If we accept these attitudes and hope that our partner somehow knows what bothers us, we manage to nourish the discomfort even more, since none of us can guess at each other’s needs at any moment, no matter how much we learn from them, If he knows us, he should know.
Commitment And Agreement:
In any relationship, of any kind, we will deal with discrepancies or different views of things as well as with our own needs. It is crucial that, in the face of conflict, we try to find reasonable agreements in which each of the parties contributes to their share of responsibility for the problem.
To overcome disagreements and crises, we need to work as a team with our partner. Remember that relationships are a matter of two and no party can take responsibility for it.
As mentioned earlier, each member has their own views and needs for a couple, and both should be respected by the others.
However much trust and cooperation there is in the couple, there are two different people with different circumstances and desires. It must be clear that we do not have to share all these desires and ideas, but we must respect the individuality of the other, without attacking or questioning him, or trying to resemble him in our own way.
Over time, our partner becomes one of the most important figures in our lives and every time we share more time and intimacy with her.
To give consolation, encouragement and encouragement in a couple is essential for building a relationship of trust. The two members of the couple should know that they have the unconditional support in the other, with whom they are at the times of the celebration, but also when they touch the ground.
To do so, the two parties must share their feelings and emotions, open their hearts and forget the resistance as vulnerable. If there are resistances or shields, we can not access or allow the other person, and this prevents us from establishing a reasonable and real level of intimacy with the conflicts involved.
If you mark a number of boundaries in the worst relationship, even if it seems contradictory, we feel more robust and secure.

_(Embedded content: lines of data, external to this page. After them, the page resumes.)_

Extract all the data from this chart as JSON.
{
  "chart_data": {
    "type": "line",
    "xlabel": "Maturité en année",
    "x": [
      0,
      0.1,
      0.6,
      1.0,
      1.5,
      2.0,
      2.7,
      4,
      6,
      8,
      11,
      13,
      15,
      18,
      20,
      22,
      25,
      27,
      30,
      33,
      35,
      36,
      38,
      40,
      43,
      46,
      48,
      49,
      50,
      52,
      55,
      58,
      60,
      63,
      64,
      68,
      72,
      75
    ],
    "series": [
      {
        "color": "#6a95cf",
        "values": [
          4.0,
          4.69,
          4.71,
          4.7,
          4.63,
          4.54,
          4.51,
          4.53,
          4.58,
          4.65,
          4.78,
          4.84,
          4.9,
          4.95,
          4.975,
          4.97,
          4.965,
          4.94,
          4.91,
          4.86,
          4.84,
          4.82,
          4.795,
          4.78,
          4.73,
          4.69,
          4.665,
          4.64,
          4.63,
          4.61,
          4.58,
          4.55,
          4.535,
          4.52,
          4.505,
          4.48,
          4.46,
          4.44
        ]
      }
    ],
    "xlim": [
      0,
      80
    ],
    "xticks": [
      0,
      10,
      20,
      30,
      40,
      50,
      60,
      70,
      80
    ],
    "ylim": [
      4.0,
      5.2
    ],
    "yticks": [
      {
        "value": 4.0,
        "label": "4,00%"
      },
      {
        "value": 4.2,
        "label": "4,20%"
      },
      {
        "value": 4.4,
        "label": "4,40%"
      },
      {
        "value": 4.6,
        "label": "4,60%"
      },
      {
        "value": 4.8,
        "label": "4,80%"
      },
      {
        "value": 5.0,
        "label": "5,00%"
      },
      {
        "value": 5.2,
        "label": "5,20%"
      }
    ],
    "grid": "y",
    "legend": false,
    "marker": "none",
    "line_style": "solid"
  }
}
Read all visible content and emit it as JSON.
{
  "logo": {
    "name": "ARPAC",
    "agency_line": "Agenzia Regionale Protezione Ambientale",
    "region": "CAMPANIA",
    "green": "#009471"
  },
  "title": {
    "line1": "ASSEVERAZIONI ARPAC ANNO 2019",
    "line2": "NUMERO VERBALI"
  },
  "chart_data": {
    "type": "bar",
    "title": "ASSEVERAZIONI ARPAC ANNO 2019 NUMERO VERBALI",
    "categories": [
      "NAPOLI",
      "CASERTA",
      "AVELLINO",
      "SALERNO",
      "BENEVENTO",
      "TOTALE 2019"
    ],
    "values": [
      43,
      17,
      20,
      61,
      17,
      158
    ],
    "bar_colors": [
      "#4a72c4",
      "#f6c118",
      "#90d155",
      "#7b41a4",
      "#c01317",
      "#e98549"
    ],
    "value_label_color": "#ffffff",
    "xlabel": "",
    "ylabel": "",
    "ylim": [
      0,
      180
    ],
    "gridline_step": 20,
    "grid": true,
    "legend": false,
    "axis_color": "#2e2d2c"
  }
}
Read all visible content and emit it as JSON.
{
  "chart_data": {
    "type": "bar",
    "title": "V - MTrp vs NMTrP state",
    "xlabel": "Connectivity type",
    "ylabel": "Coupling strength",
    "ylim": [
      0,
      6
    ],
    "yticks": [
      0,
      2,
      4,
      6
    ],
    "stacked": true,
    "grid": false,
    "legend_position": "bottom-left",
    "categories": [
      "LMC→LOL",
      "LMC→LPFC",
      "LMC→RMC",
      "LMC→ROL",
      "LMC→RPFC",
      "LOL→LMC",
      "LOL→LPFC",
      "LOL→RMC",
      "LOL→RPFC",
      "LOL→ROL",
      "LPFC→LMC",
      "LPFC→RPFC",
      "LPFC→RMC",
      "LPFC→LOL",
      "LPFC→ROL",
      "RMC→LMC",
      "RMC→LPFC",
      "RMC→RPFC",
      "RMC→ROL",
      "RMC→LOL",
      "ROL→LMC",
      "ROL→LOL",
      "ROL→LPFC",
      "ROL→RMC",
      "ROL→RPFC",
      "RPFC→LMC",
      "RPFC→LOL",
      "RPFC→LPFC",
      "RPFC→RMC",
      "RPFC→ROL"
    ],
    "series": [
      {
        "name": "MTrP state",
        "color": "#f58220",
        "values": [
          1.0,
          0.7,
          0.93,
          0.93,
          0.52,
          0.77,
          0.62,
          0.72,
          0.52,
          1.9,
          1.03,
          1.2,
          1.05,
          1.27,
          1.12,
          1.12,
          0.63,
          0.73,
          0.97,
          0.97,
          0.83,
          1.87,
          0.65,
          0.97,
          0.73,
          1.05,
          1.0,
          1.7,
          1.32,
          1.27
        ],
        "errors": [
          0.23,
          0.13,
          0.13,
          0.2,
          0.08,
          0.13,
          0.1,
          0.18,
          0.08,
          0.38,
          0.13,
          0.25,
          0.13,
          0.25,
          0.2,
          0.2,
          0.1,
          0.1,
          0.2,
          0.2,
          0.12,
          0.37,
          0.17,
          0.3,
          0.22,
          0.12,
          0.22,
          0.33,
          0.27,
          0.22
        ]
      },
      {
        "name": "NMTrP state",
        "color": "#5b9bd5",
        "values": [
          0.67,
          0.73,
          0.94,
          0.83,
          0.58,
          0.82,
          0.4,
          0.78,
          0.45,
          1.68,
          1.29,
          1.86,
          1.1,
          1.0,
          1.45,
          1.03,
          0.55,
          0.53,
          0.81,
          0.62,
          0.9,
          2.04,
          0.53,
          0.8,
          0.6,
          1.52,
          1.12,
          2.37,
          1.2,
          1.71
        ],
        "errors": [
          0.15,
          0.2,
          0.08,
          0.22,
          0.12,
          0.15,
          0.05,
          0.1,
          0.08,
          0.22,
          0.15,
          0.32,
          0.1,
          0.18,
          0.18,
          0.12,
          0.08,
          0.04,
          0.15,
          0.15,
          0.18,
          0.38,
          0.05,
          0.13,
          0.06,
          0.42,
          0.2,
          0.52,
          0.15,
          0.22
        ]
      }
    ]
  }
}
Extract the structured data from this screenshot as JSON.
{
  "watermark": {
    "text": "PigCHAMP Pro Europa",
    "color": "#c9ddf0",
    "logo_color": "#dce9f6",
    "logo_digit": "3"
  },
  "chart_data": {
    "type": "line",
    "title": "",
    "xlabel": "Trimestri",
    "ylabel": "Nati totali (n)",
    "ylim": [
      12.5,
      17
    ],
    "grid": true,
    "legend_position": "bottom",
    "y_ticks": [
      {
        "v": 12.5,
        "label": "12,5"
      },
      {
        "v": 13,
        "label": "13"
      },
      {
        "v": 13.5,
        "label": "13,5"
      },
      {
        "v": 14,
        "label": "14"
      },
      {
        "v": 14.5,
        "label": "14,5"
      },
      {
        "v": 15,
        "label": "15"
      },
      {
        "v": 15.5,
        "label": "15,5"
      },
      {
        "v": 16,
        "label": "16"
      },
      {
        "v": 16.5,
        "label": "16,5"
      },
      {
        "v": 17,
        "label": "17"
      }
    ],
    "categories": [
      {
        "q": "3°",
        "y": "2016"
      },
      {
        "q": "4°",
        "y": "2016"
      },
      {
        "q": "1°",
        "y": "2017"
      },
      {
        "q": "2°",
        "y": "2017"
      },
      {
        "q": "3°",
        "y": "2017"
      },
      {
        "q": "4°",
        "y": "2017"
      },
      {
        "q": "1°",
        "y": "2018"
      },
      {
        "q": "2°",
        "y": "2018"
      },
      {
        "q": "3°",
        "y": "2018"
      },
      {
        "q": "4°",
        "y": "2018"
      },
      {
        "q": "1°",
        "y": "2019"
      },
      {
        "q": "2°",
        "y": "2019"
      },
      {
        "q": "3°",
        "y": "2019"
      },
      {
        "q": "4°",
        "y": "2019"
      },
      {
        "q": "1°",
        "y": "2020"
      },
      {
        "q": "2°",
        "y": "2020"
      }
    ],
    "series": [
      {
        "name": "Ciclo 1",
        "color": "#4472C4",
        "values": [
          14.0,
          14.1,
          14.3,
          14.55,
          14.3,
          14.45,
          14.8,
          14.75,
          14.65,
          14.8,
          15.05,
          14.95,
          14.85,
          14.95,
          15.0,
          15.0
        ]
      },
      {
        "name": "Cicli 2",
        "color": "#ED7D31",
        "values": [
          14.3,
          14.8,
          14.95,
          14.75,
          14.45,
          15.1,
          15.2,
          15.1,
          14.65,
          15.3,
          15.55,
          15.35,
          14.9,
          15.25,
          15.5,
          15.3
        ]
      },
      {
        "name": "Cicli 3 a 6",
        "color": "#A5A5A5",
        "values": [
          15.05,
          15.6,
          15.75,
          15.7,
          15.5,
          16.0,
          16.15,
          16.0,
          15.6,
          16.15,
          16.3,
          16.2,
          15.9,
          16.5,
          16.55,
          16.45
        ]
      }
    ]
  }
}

We refer to commonly set limits, limits that both parties agree on and that are not created by mistrust or “catching” the other.
The limits are based on what everyone thinks makes you feel good, like and feel good. We must remember that these are limits, not prohibitions, and that they are determined by mutual consent or by mutual agreement. If we do not find that consensus, we have to think about what each of the relationships expects and whether the relationship with that person allows us to be comfortable and safe. What do we need?
What Are Not Healthy Relationships?
We can understand this point on the basis of what we have said in the previous one. Unhealthy, toxic or dependent relationships are based on power and control over each other. It is possible that at the beginning of the relationship, the characteristics of unhealthy couples go unnoticed, but gradually they appear more frequent and powerful.